Le cancer du pancréas, qui prend la forme d’un adénocarcinome canalaire pancréatique dans 95% des cas, est un cancer diagnostiqué à un stade généralement tardif et reste ainsi un cancer de mauvais pronostic. Sa mortalité est similaire à son incidence. Bien que ce cancer fasse l’objet de beaucoup de travaux de recherche, les progrès relatifs à la précocité de son diagnostic, à la compréhension de ses spécificités, et au développement de nouvelles thérapies efficaces sont lents et ne répondent pas aux besoins des patients. L’adénocarcinome canalaire pancréatique est un cancer particulièrement résistant aux traitements anticancéreux, dont les thérapies ciblées qui ont pourtant offert des bénéfices cliniques significatifs dans la plupart des cancers. Comparé à d’autres cancers dont la compréhension, le diagnostic et la prise en charge ont été révolutionnés par la recherche scientifique, l’adénocarcinome canalaire pancréatique a été qualifié de «devinette emballée dans un mystère, à l’intérieur d’une énigme » . En effet, la prise en charge de certains cancers a été révolutionnée par de nouvelles thérapies, dont l’immunothérapie, type de thérapies stimulant l’élimination du cancer par le système immunitaire du patient.
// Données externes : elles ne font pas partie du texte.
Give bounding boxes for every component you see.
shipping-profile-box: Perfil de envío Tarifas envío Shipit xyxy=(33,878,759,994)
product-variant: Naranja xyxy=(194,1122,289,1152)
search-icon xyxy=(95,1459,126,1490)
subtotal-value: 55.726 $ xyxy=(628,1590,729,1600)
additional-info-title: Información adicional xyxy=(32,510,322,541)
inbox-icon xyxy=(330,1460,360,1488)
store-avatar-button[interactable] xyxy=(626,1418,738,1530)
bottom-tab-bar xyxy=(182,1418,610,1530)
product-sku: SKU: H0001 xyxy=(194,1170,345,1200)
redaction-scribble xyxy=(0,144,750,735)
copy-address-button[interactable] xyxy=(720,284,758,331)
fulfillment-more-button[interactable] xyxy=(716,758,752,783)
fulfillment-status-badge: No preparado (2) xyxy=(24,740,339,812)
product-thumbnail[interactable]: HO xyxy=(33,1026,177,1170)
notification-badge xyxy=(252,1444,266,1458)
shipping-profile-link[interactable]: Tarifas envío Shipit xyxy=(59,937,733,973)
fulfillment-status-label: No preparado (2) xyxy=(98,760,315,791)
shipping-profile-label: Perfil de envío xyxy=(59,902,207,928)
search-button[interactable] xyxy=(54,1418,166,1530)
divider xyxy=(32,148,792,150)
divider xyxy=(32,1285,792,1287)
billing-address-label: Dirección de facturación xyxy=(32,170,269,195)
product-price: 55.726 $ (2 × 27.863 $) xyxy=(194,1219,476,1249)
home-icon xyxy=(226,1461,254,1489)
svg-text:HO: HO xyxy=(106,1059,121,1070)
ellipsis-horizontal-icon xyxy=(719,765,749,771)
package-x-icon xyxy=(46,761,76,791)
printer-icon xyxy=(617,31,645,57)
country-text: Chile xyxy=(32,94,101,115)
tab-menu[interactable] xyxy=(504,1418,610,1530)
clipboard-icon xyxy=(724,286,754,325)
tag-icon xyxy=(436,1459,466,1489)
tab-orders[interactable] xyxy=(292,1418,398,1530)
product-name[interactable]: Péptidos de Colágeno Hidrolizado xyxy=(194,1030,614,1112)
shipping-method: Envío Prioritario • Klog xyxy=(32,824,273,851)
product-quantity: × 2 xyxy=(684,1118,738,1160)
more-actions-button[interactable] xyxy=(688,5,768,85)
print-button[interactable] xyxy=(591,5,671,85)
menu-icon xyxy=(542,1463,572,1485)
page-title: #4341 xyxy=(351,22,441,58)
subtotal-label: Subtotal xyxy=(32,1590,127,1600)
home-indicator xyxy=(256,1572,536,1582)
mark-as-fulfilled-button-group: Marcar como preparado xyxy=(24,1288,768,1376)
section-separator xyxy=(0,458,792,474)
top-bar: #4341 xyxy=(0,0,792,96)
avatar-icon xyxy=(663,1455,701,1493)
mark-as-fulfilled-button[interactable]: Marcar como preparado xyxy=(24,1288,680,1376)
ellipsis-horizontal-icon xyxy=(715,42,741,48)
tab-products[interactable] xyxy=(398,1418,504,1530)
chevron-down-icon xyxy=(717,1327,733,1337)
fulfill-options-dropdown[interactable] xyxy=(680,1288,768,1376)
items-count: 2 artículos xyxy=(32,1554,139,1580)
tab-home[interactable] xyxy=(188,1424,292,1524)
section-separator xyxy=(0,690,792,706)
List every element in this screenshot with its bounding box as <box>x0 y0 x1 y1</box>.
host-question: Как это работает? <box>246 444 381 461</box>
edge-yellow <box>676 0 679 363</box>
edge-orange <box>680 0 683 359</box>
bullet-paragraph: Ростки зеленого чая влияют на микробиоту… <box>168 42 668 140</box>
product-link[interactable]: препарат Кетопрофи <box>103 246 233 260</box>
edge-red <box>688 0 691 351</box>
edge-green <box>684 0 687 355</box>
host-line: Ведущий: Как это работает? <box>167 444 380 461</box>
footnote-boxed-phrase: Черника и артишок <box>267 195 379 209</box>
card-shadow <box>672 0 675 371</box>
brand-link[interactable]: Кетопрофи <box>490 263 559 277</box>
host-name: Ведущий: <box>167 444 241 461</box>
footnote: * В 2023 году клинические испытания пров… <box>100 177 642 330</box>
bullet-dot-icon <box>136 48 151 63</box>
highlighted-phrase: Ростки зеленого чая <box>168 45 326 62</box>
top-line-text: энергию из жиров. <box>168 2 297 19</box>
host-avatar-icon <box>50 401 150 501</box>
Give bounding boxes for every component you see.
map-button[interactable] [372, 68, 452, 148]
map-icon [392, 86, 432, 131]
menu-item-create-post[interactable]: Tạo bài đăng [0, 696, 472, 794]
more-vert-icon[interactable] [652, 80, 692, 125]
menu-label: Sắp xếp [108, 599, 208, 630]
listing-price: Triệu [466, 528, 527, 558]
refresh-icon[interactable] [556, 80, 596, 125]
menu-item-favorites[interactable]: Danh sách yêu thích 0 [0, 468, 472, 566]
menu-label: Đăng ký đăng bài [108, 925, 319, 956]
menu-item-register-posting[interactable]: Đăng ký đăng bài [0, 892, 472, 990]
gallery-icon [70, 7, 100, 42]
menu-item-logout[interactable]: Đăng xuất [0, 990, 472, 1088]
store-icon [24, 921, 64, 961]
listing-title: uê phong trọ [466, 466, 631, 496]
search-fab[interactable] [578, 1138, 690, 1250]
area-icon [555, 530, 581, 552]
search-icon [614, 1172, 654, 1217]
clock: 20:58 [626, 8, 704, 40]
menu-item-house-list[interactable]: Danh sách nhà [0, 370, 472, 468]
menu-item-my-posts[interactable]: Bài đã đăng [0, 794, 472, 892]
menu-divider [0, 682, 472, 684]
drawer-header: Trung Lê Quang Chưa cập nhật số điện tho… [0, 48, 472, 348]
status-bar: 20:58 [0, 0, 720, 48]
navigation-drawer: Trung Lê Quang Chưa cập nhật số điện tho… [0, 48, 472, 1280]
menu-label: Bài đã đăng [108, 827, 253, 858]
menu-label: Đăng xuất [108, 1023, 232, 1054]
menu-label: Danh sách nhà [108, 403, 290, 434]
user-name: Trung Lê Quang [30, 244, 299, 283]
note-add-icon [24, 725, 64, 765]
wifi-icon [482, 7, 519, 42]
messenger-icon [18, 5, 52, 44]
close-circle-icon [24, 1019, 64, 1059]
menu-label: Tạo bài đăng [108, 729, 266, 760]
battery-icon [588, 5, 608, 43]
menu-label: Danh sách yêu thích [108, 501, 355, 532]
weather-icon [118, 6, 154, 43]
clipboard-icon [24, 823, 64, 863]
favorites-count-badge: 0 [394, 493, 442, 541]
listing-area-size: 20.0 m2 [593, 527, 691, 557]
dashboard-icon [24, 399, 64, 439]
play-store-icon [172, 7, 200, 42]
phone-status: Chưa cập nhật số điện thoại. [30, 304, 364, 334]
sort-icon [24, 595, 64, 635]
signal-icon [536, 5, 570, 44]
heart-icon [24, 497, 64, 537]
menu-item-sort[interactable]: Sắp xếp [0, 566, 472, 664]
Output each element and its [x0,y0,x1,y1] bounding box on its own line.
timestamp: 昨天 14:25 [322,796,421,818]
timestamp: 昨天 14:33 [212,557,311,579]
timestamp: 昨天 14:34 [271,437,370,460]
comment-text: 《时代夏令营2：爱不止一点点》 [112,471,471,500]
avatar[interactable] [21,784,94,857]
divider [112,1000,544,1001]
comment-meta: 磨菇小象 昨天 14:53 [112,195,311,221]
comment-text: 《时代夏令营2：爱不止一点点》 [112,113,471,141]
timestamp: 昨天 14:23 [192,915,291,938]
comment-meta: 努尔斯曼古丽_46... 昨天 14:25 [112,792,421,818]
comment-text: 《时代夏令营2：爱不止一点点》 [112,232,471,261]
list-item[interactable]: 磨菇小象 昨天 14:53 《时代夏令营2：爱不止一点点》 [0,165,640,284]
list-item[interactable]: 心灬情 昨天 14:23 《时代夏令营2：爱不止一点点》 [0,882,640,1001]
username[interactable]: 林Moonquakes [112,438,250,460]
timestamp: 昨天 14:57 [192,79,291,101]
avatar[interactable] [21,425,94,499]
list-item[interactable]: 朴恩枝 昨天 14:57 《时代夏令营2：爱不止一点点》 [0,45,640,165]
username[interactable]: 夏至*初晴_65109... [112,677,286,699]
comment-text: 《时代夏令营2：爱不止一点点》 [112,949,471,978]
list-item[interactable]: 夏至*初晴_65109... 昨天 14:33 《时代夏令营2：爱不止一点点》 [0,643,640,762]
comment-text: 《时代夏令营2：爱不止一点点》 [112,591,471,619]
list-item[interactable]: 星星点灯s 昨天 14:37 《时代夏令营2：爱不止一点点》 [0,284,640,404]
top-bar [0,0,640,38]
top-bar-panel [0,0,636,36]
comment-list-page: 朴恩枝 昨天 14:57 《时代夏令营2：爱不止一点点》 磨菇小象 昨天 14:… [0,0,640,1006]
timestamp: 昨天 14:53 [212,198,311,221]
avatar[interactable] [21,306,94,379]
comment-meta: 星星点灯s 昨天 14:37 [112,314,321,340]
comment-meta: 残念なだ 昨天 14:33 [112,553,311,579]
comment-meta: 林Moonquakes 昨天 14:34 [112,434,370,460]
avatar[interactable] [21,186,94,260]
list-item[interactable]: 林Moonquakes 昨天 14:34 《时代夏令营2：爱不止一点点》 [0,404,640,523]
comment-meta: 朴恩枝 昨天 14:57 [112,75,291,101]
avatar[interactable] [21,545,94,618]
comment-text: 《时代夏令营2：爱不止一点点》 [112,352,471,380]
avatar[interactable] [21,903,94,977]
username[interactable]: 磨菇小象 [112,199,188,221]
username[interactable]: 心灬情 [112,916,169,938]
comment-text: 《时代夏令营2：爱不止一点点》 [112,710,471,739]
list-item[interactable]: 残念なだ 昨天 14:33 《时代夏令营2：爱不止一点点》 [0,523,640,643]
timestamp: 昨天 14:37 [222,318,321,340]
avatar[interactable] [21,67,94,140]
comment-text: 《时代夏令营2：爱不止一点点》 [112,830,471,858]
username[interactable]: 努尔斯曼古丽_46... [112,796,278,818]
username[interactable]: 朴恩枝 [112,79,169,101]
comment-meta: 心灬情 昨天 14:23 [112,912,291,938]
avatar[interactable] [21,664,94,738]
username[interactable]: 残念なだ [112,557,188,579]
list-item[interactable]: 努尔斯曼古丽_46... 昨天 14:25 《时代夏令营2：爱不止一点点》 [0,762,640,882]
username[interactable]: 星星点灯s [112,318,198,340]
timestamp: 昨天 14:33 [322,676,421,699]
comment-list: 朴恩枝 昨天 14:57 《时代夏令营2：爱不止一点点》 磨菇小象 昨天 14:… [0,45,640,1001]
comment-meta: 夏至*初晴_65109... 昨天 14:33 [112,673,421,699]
L’immunothérapie s’est établie comme un nouveau pilier de prise en charge thérapeutique dans de nombreux cancers, tels que le mélanome, le cancer du poumon non à petites cellules et les lymphomes. Face aux succès thérapeutiques observés dans d’autres types de cancer, et compte tenu du besoin crucial d’apporter plus de bénéfices cliniques aux patients atteints de ce cancer, il est légitime de se demander comment l’adénocarcinome canalaire pancréatique répond aux immunothérapies et si cette approche thérapeutique peut offrir un nouvel espoir aux patients.
Généralités
Le pancréas sain : anatomie, physiologie et histologie
Le pancréas est un organe de l’appareil digestif délimité par une fine capsule qui peut être systématiquement divisé en : « tête », qui correspond à la portion proximale en contact avec le duodénum, « col », puis « corps » et enfin « queue », qui définit l’extrémité distale du pancréas et qui se situe proche de la rate (figure 1). Le pancréas est une structure lobulaire contenant de nombreux canaux se déversant dans le canal pancréatique principal, appelé canal de Wirsung. Le canal de Wirsung rejoint le canal cholédoque pour former l’ampoule de Vater qui abouche dans le duodénum au niveau du sphincter d’Oddi .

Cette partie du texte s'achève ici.